While Pavey is just one of the three directors that has led KLETC over the past 50 years, he said that KLETC's leadership has truly been a team effort with those serving before him. His predecessors were Maynard Brazeal (1968-1989) and Larry Welch (1989-1994) — and Pavey says they, too, helped mold and shape KLETC to what it is today.
“Their leadership, commitment and dedication to KLETC and Kansas law enforcement training will long be remembered," he said.
Pavey’s work has been lauded over the years. His awards include the 1994 International Association of Chiefs of Police and National Highway Traffic Safety Administration’s J. Stannard Baker Award, the Wichita Crime Commission’s 1998 Criminal Justice Professional of the Year, and the 2002 FBI National Academy Associates Clarence M. Kelley Award. His other career highlights include a 1993 trip to St. Petersburg, Russia, to observe and consult with police there, as well as a 2009 trip to Armenia to meet and consult with Armenia’s national police.
Now Pavey is moving on. But he leaves a legacy that won’t soon be forgotten.
“His legacy lives on in each officer he has trained, and Kansas is a better place as a result of his leadership,” said Gov. Jeff Colyer.”
Pavey and his wife reside in Valley Center. They have three grown daughters, three sons-in-law, and nine grandchildren.
He hopes part of his legacy is leaving Kansas a safer state.

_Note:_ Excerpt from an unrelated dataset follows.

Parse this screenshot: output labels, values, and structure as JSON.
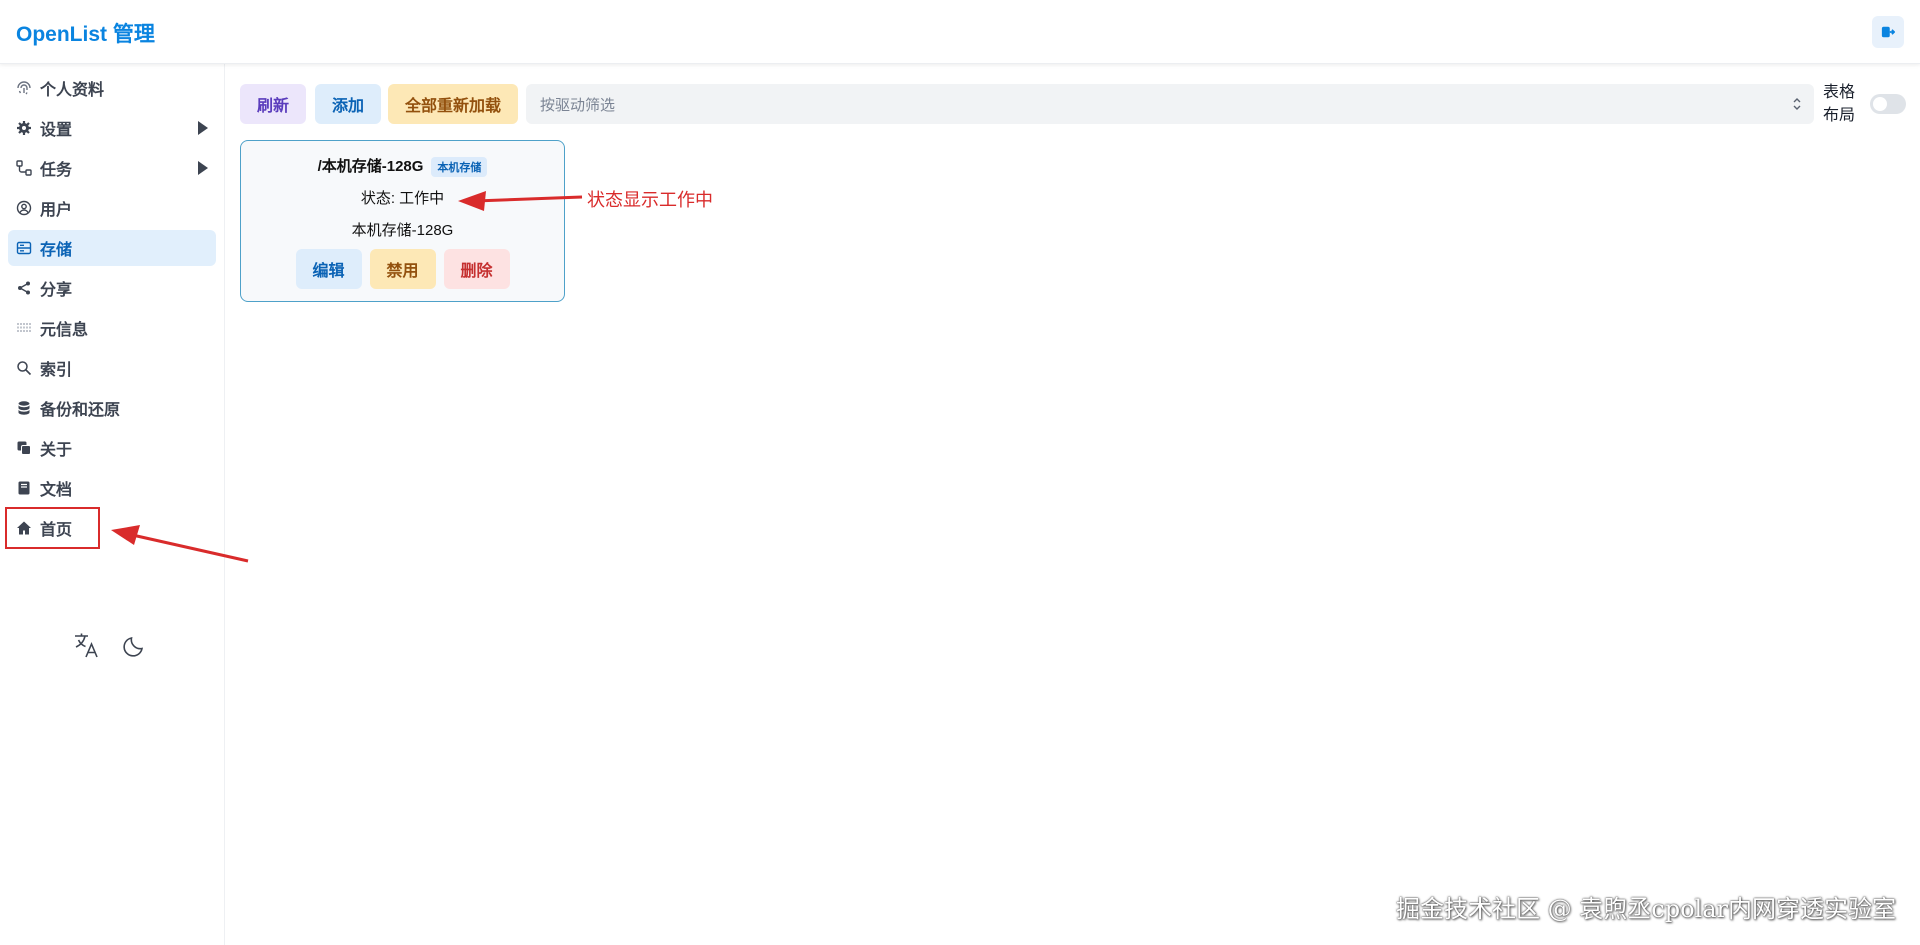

"We get emails in here from former trainees that say, 'Thank you to the instructors. They prepared me to get me out of a shooting situation tonight. I'm alive because of what you taught me at KLETC,’” he said. “That is a rewarding piece of information to our staff and to administrators, that we’re saving the lives of officers out there because of the training they are undertaking — that we're doing something right."